Denroy Morgan’s Musical Legacy Will Live on in His Children, Says Minister of Culture

Minister of Culture, Hon. Olivia ‘Babsy’ Grange, speaking on the passing of Denroy Morgan, one of the artists that made reggae internationally famous, said: “It is sad to receive this news just as we have closed a successful Reggae Month. Denroy Morgan was unique. We will never see anyone like him again, whether in Reggae music or in Jamaican life, but I give thanks that his musical legacy will live on in his children. I send my condolences, love and respect to the Morgan Heritage family. To Denroy, my brother, sleep in Peace in Zion.”

denroyDenroy Morgan was born in in May Pen, Clarendon, Jamaica on May 15, 1945 and moved to the USA in 1965. There he registered at the New York School of Music, where he briefly studied guitar and piano, before starting two bands, Mad Creators and Black Eagles, which became one of the first roots & culture reggae band in New York City.

Morgan then launched a prosperous solo career, releasing his Billboard chart-topping hit “I’ll Do Anything for You’ and album of the same name. The title track became a big R&B and Dance hit and in 1984 he became the first Reggae artist to be signed to RCA Records. He followed up with the release of the Reggae album Make My Day and became known as a songwriter, a producer and popular performing artist.

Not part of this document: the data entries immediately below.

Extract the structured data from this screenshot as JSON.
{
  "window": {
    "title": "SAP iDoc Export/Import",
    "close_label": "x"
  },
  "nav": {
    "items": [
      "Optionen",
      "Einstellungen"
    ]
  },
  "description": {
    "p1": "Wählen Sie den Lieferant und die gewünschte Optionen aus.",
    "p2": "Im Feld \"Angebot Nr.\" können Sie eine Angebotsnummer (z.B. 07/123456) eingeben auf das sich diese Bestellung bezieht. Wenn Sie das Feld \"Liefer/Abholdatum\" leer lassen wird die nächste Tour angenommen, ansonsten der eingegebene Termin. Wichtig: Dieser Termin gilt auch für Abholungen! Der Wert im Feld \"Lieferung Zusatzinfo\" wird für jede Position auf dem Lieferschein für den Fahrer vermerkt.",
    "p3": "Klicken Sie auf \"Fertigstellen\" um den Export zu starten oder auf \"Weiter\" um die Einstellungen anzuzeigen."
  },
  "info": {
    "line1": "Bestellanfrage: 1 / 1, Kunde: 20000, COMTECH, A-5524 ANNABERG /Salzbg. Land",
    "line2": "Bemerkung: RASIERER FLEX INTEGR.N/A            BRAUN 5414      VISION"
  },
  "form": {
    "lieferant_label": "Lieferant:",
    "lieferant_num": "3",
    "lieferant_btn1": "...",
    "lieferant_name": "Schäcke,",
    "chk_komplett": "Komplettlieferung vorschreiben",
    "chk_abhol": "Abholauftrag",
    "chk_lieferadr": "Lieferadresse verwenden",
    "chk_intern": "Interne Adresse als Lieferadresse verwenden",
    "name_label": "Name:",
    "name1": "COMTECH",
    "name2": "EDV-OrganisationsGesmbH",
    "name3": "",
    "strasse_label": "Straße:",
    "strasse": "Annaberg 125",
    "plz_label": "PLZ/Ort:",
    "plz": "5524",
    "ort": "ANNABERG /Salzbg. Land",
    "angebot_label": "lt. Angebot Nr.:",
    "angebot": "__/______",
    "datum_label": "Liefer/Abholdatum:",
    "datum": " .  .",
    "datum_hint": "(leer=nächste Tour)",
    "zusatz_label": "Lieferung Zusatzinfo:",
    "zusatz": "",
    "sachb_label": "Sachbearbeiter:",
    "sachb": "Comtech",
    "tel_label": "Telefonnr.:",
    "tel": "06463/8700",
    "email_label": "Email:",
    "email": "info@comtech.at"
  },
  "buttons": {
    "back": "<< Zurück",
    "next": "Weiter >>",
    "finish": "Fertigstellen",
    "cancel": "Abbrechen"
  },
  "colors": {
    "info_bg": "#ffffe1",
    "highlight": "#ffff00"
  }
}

Meanwhile, Denroy Morgan became the silent driving force behind a growing empire of reggae artists from among his talented children. While touring and recording, he saw the aptitude and the interest that his kids were displaying for music, so he made a deliberate decision to put his own musical career on hold so as to build on the talents of his children. The efforts paid off handsomely, and his children formed several groups including The Dreads, LMS and the internationally acclaimed roots and culture band, Morgan Heritage that performed at leading reggae shows and won their first of two Grammy awards in 2016.

In 1975 Morgan had a spiritual calling that inspired him to become a member of the Twelve Tribes of Israel Rastafari group, and in the 70s and 80s his home in Brooklyn, NY was a hub for members of the Twelve Tribes of Israel. In 2016 he was awarded the Key to the City of Brooklyn in recognition of his support for culture.

Denroy Morgan was also Ambassador for the Ethiopian Orthodox Coptic Church of North and South America and he ministered regularly to inmates at the Devens Federal Bureau of Prisons in Massachusetts.

Throughout his life Morgan was a stern advocate for the legalization of cannabis and it was one of his greatest joys when it was decriminalized in Jamaica and around the world. In 2006 he began to champion and lead the All Mansion campaign which worked for the unification of various Rastafarian organizations and communities worldwide. After being ordained a Bishop, he started the

Abrahamic Covenant Family Ministry that created the petition for the UN to make November 2nd, the Coronation day of H.I.M. Haile Selassie I, an international holiday.

Denroy Morgan is survived by his wife Hyacinth Morgan, his 30 children, 104 grandchildren and 15 great grandchildren. He was surrounded by his wife, children and grandchildren as he ascended into Zion.